Arizona is one of three states that don’t require booster seats despite the National Transportation Safety Board recommending law. Bills to change that have failed repeatedly in previous sessions, but HB 2154, authored by Rep. Nancy McLain, R-Bullhead City, has already won approval by the House.

McLain told the Senate committee that adult seatbelts can injure young children because they don’t fit them properly. Boosters raise the belts to a safe level, she said.

“It’s not an issue of the nanny state coming in and telling parents that they must restrain their child. That’s already in law,” she said. “We’re just telling them that the way we told them to do it before is incorrect.”

Arizona’s current law requires children to be in car seats until age 5 and restrained by seat belts until age 16.

McLain cited Arizona Department of Health Services data showing that of the nine accident fatalities in 2009 involving children between ages 5 and 8, seven of them involved children who weren’t in booster seats. In 2010, she said, all five such fatalities involved children who weren’t in booster seats.

Dr.
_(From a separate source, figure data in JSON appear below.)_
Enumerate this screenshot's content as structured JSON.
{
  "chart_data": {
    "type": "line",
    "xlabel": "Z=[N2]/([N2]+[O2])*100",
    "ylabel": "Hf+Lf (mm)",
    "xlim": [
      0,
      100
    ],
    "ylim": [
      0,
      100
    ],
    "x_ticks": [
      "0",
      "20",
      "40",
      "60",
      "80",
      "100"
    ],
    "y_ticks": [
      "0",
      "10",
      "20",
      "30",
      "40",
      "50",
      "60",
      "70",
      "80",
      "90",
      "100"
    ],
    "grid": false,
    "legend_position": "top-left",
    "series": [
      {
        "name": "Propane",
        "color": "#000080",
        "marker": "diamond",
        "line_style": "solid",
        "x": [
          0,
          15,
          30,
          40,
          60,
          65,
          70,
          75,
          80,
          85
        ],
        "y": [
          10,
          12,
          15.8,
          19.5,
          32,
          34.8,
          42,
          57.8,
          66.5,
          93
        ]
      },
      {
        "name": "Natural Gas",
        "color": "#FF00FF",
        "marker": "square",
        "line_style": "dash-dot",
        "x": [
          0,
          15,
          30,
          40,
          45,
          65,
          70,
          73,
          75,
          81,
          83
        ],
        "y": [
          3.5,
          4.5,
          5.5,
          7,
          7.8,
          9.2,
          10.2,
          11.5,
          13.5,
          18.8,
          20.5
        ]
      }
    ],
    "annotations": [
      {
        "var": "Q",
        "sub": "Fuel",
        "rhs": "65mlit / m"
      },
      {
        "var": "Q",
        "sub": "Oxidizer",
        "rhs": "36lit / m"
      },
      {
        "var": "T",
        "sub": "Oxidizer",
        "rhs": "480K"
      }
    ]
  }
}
David Notrica, trauma medical director for Phoenix Children’s Hospital, said that during impact young children can easily slip underneath seatbelts, while the force of the belts can damage intestines and cause spinal injuries.

“What we are currently requiring families to do in the state of Arizona is to put them in adult-type passenger restraint systems,” he said. “That is not the best information that we can be giving the families, and we are doing things that are not in the best interests of the child.”
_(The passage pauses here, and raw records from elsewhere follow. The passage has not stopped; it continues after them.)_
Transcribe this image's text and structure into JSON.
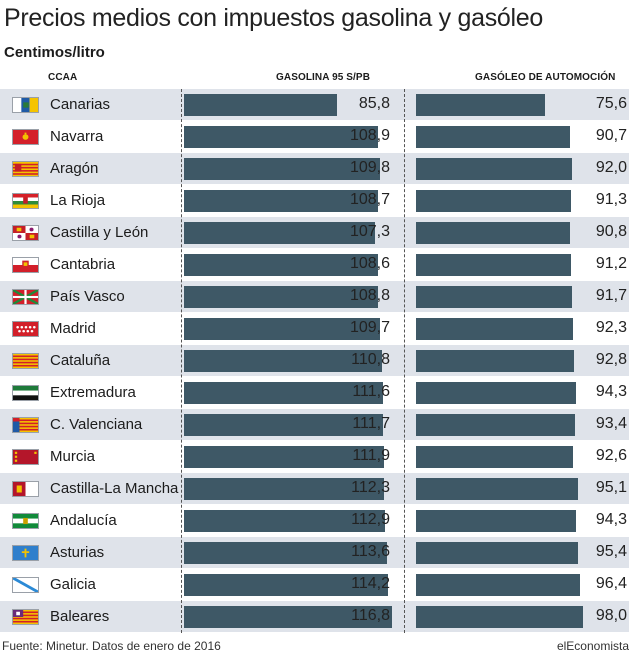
{
  "title": "Precios medios con impuestos gasolina y gasóleo",
  "subtitle": "Centimos/litro",
  "footer": {
    "source": "Fuente: Minetur. Datos de enero de 2016",
    "brand": "elEconomista"
  },
  "colors": {
    "bar": "#3e5866",
    "row_stripe": "#dfe3ea"
  },
  "chart_data": {
    "type": "bar",
    "orientation": "horizontal",
    "title": "Precios medios con impuestos gasolina y gasóleo",
    "subtitle": "Centimos/litro",
    "category_header": "CCAA",
    "categories": [
      "Canarias",
      "Navarra",
      "Aragón",
      "La Rioja",
      "Castilla y León",
      "Cantabria",
      "País Vasco",
      "Madrid",
      "Cataluña",
      "Extremadura",
      "C. Valenciana",
      "Murcia",
      "Castilla-La Mancha",
      "Andalucía",
      "Asturias",
      "Galicia",
      "Baleares"
    ],
    "series": [
      {
        "name": "GASOLINA 95 S/PB",
        "values": [
          85.8,
          108.9,
          109.8,
          108.7,
          107.3,
          108.6,
          108.8,
          109.7,
          110.8,
          111.6,
          111.7,
          111.9,
          112.3,
          112.9,
          113.6,
          114.2,
          116.8
        ]
      },
      {
        "name": "GASÓLEO DE AUTOMOCIÓN",
        "values": [
          75.6,
          90.7,
          92.0,
          91.3,
          90.8,
          91.2,
          91.7,
          92.3,
          92.8,
          94.3,
          93.4,
          92.6,
          95.1,
          94.3,
          95.4,
          96.4,
          98.0
        ]
      }
    ],
    "value_labels": [
      [
        "85,8",
        "108,9",
        "109,8",
        "108,7",
        "107,3",
        "108,6",
        "108,8",
        "109,7",
        "110,8",
        "111,6",
        "111,7",
        "111,9",
        "112,3",
        "112,9",
        "113,6",
        "114,2",
        "116,8"
      ],
      [
        "75,6",
        "90,7",
        "92,0",
        "91,3",
        "90,8",
        "91,2",
        "91,7",
        "92,3",
        "92,8",
        "94,3",
        "93,4",
        "92,6",
        "95,1",
        "94,3",
        "95,4",
        "96,4",
        "98,0"
      ]
    ],
    "flag_icons": [
      "flag-canarias-icon",
      "flag-navarra-icon",
      "flag-aragon-icon",
      "flag-la-rioja-icon",
      "flag-castilla-y-leon-icon",
      "flag-cantabria-icon",
      "flag-pais-vasco-icon",
      "flag-madrid-icon",
      "flag-cataluna-icon",
      "flag-extremadura-icon",
      "flag-c-valenciana-icon",
      "flag-murcia-icon",
      "flag-castilla-la-mancha-icon",
      "flag-andalucia-icon",
      "flag-asturias-icon",
      "flag-galicia-icon",
      "flag-baleares-icon"
    ],
    "legend": "none",
    "grid": false
  }
}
Dr. Sara Bode, a pediatrician at Phoenix Children’s Hospital, said her job would be easier if McLain’s bill becomes law.

“I think from my standpoint we do a lot of work with trying to educate families every day, but then to not have that backed up by a law frustrates me as a pediatrician because I have a hard time convincing families and telling them the statistics and telling them how important it is,” she said.

Sen. Rich Crandall, R-Mesa, said he was concerned about the possibility that a law would pose an inconvenience for families.

“It’s difficult enough with the infant seat,” he said. “This will allow neighbors to say, ‘Well no, I can’t pick your kids up from school or take them to dance practice because I don’t have an extra booster seat in my car.”

Notrica responded, “I understand it’s an inconvenience, but it’s not too much to ask that people who are not parents appropriately restrain that child when they are going for short trips.”

In the end, Crandall voted for the bill.